Кроме того, необходимо помнить о контексте, в котором И. В. Сталин упоминал чеховское имя в ряду прочих имен деятелей науки и искусства. Об этом контексте - военном - рассуждает Е. Добренко. По мнению исследователя, произошла «резкая гуманизация советского искусства и интенсивное очеловечивание идеологии»: «Она ненадолго теряет свой доктринальный характер, и ее эстетическое оформление изменяется до неузнаваемости. Единственной устоявшейся практикой, к которой продолжает апеллировать идеология, была историзация» [Добренко 2019: 218]. Через призму этой «историзации» необходимо подходить и к соответствующим аспектам работы А. Б. Дермана и прочих исследователей.

Обращение А. Б. Дермана к имени И.В. Сталина не исчерпывается предисловием: помимо приведенного примера, А. Б. Дер-ман упоминает его еще дважды, причем одна из апелляций к сталинскому авторитету носит литературоведческий характер и встречается в контексте отстаивания идеи о сатирических началах чеховского творчества, пришедших на смену юмористике раннего его периода (в главе «Смех Чехова»): «Чтобы заклеймить политическую пошлость, безличность, политическое соглашательство, Ленин упомянет чеховскую „Душечку", а товарищ Сталин, говоря о правых оппортунистах, сравнит их с чеховским „человеком в футляре". И все-таки имя создателя этих образов продолжает фигурировать в одном классификационном ряду с Сервантесом, Гончаровым и Диккенсом!.» (л. 265). Третий прецедент: «.можно ли не ощущать как живого спутника писателя, мечта которого была страстно устремлена к тому самому, что Ленин и Сталин воплощали и воплощают в политических

формах - к жизни, достойной человека.» (л. 455).

В. И. Ленина А. Б. Дерман также упоминает и цитирует в качестве не только авторитетного общетеоретического, но и литературоведческого источника (см. л. 301, л. 442).

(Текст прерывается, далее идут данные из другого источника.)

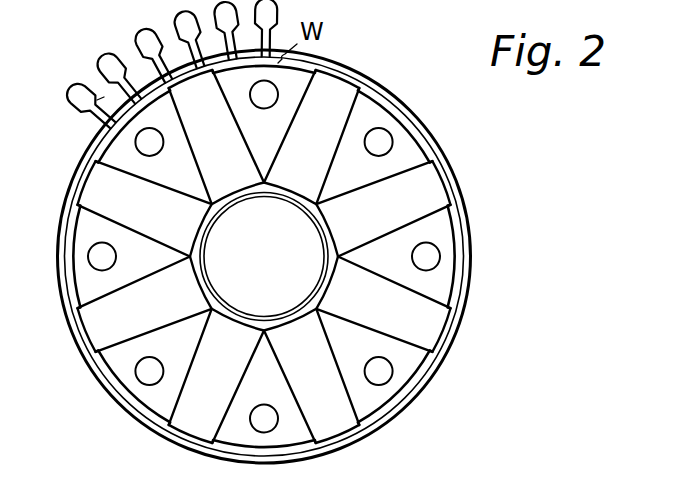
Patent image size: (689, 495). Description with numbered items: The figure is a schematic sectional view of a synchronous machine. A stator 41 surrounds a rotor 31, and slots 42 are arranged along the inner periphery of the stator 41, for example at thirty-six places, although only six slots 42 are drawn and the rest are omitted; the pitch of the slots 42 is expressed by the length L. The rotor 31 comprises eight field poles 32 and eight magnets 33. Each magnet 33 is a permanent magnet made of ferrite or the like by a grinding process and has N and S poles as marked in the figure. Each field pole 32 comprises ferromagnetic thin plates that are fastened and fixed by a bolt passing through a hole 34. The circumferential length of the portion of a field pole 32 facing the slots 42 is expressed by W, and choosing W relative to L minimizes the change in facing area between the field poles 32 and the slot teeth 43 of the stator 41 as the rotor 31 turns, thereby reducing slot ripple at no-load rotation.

The rotor 31 is at (289, 206).
The field pole 32 is at (387, 110).
The magnet 33 is at (337, 90).
The hole 34 is at (394, 140).
The stator 41 is at (52, 213).
The slot 42 is at (67, 103).
The slot tooth 43 is at (101, 99).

Наконец, именно авторитетом В. И. Ленина закреплена значимость и ценность творчества А. П. Чехова: «В самый разгар гражданской войны и интервенции вождь величайшей во всемирной истории революции, формировавший эту революцию своими руками, находил время уделять самое пристальное внимание Чехову и его творчеству! В номерах „Книжной летописи" за 1917, 1918 и 1919 годы не было ни одной книги Чехова или о Чехове, оставленной Лениным без пометки, чтобы она была ему доставлена. Более того: из 223 книг, перечисленных в №9 „Книжной летописи" за 1919 год, была затребована Лениным только одна, и это была чеховская книга!» (л. 451-452).

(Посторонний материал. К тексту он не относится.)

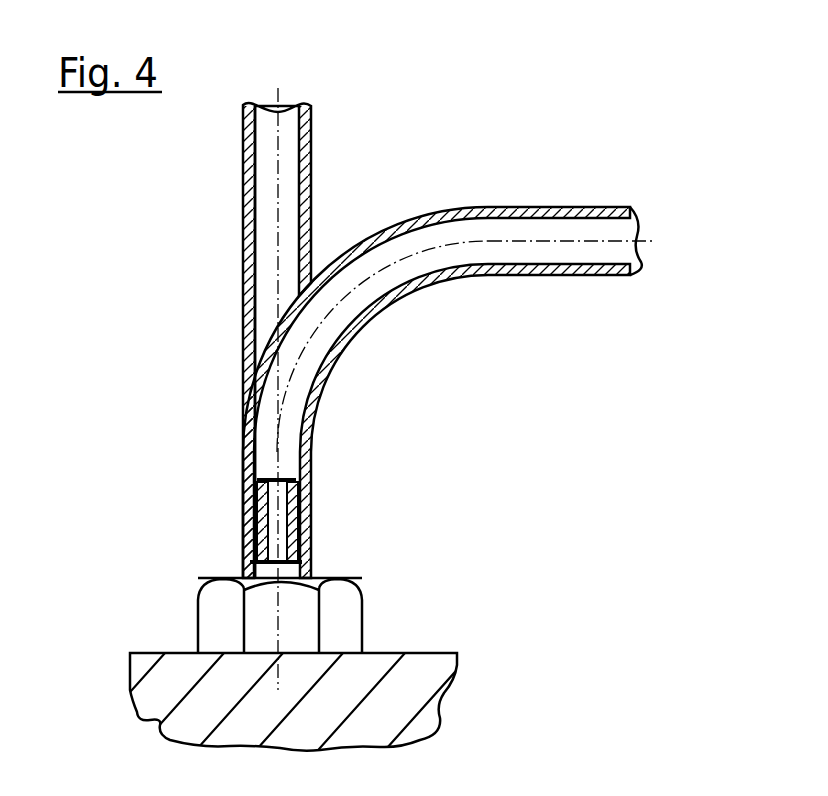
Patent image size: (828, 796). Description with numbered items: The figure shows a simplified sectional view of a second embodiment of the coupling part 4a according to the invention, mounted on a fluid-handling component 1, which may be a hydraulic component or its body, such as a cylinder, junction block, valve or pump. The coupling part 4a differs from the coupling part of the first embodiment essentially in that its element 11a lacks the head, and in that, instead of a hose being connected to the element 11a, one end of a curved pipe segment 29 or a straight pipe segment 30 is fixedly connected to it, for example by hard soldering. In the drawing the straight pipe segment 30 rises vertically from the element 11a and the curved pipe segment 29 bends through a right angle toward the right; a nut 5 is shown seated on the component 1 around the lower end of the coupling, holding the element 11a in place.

The fluid-handling component 1 is at (412, 700).
The coupling part 4a is at (575, 175).
The nut 5 is at (345, 617).
The element 11a is at (312, 550).
The curved pipe segment 29 is at (537, 272).
The straight pipe segment 30 is at (248, 220).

Абстрагируясь от апеллирования к отдельным именам, две заключительные главы машинописи («Чехов и наше время», «Мечта и образ Чехова») в целом представляют образчик именно конъюнктурного литературоведения и чеховедения, одним из характерных признаков которого (применительно к рассматриваемому периоду) является актуализация образа классика на фоне более или менее ярко выраженного и стилистически оформленного панегирика государству, при этом функционал образа классика здесь балансирует между «целью» и «средством»: «.поток времени не только не унес от нас в музейную даль того, что в творчестве Чехова является центральным, но, напротив, в этом-то важнейшем и произошло полное, нераздельное слияние нашей эпохи с Чеховым, потому что важнейшее для него - главнейшее и для нас, для нашей страны. Мы имеем в виду то, что, как соком, пропитало каждую написанную Чеховым строку: культ человеческого достоинства. Этот культ был индивидуальным выражением чеховского гуманизма. <.>

.именно наша страна и наша эпоха поставила человека и его интересы в центре всего!» (л. 447). И далее: «Точно такое же „приближение" Чехова к нашему времени и даже слияние с ним произошло по другой важнейшей

магистрали его творчества: его непримиримой враждебности ко всякого рода косности» (л. 448).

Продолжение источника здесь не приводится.